| svmidwpred {spm2} | R Documentation |
Generate spatial predictions using the hybrid method of support vector machine ('svm') regression and inverse distance weighted ('IDW') ('svmidw')
Description
This function is for generating spatial predictions using the hybrid method of 'svm' and 'idw' ('svmidw').
Usage
svmidwpred(
formula = NULL,
longlat,
trainxy,
y,
longlatpredx,
predx,
scale = TRUE,
type = NULL,
kernel = "radial",
degree = 3,
gamma = if (is.vector(trainxy)) 1 else 1/ncol(trainxy),
coef0 = 0,
cost = 1,
nu = 0.5,
tolerance = 0.001,
epsilon = 0.1,
idp = 2,
nmaxidw = 12,
...
)
Arguments
formula |
a formula defining the response variable and predictive variables for 'svm'. |
longlat |
a dataframe contains longitude and latitude of point samples. The location information must be named as 'long' and 'lat'. |
trainxy |
a dataframe contains longitude (long), latitude (lat), predictive variables and the response variable of point samples. |
y |
a vector of the response variable in the formula, that is, the left part of the formula. |
longlatpredx |
a dataframe contains longitude and latitude of point locations (i.e., the centers of grids) to be predicted. |
predx |
a dataframe or matrix contains columns of predictive variables for the grids to be predicted. |
scale |
A logical vector indicating the variables to be scaled (default: TRUE). |
type |
the default setting is 'NULL'. See '?svm' for various options. |
kernel |
the default setting is 'radial'. See '?svm' for other options. |
degree |
a parameter needed for kernel of type polynomial (default: 3). |
gamma |
a parameter needed for all 'kernels' except 'linear' (default: 1/(data dimension)). |
coef0 |
a parameter needed for kernels of type 'polynomial' and 'sigmoid'(default: 0). |
cost |
cost of constraints violation (default: 1). |
nu |
a parameter needed for 'nu-classification', 'nu-regression', and 'one-classification' (default: 0.5). |
tolerance |
tolerance of termination criterion (default: 0.001). |
epsilon |
'epsilon' in the insensitive-loss function (default: 0.1). See '?svm' for details. |
idp |
a numeric number specifying the inverse distance weighting power. |
nmaxidw |
for a local predicting: the number of nearest observations that should be used for a prediction or simulation, where nearest is defined in terms of the space of the spatial locations. By default, 12 observations are used. |
... |
other arguments passed on to 'svm'. |
Value
A dataframe of longitude, latitude, and predictions.
Author(s)
Jin Li
References
Li, J., Potter, A., Huang, Z., and Heap, A. (2012). Predicting Seabed Sand Content across the Australian Margin Using Machine Learning and Geostatistical Methods, Geoscience Australia, Record 2012/48, 115pp.

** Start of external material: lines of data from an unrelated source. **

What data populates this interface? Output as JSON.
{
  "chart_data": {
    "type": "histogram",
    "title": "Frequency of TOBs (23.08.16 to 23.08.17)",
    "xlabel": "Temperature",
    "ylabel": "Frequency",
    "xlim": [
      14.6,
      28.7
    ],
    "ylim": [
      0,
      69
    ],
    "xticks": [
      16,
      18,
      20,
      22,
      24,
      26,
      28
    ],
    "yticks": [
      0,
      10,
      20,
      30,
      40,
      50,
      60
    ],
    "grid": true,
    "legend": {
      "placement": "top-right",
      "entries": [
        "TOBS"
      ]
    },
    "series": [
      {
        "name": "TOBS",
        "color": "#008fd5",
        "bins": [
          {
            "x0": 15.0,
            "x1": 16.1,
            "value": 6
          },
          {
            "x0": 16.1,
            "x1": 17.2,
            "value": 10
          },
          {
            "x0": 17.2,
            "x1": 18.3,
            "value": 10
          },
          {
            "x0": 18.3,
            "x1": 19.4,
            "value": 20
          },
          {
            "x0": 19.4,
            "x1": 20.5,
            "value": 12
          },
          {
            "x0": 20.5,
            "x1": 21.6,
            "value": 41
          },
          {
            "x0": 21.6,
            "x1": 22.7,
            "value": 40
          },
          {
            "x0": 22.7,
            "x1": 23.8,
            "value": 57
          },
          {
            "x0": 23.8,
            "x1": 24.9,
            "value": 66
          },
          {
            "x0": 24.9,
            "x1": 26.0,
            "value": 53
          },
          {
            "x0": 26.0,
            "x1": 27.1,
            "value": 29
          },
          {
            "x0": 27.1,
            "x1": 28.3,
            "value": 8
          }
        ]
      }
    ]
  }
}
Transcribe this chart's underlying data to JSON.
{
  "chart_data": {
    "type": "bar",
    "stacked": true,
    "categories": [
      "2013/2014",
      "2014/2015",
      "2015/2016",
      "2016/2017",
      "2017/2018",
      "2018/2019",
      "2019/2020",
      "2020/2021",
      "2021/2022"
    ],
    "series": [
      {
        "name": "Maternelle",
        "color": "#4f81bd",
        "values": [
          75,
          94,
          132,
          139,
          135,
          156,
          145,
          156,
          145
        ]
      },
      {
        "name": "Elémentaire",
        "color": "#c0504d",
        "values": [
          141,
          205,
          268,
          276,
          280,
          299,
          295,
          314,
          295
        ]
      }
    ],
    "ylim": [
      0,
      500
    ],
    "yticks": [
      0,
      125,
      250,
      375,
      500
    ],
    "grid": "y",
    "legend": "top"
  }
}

Li, J., Heap, A., Potter, A., and Danilel, J.J. (2011). Predicting Seabed Mud Content across the Australian Margin II: Performance of Machine Learning Methods and Their Combination with Ordinary Kriging and Inverse Distance Squared, Geoscience Australia, Record 2011/07, 69pp.
David Meyer, Evgenia Dimitriadou, Kurt Hornik, Andreas Weingessel and Friedrich Leisch (2020). e1071: Misc Functions of the Department of Statistics, Probability Theory Group (Formerly: E1071), TU Wien. R package version 1.7-4. https://CRAN.R-project.org/package=e1071.
Pebesma, E.J., 2004. Multivariable geostatistics in S: the gstat package. Computers & Geosciences, 30: 683-691.
Examples
library(spm)
data(petrel)
data(petrel.grid)
gravel <- petrel[, c(1, 2, 6:9, 5)]
longlat <- petrel[, c(1, 2)]
model <- log(gravel + 1) ~ lat + bathy + I(long^3) + I(lat^2) + I(lat^3)
y <- log(gravel[, 7] +1)
svmidwpred1 <- svmidwpred(formula = model, longlat = longlat, trainxy = gravel,
y = y, longlatpredx = petrel.grid[, c(1:2)], predx = petrel.grid, idp = 2,
nmaxidw = 12)
names(svmidwpred1)
# Back transform 'svmidwpred$predictions' to generate the final predictions
svmidw.predictions <- exp(svmidwpred1$predictions) - 1
range(svmidw.predictions)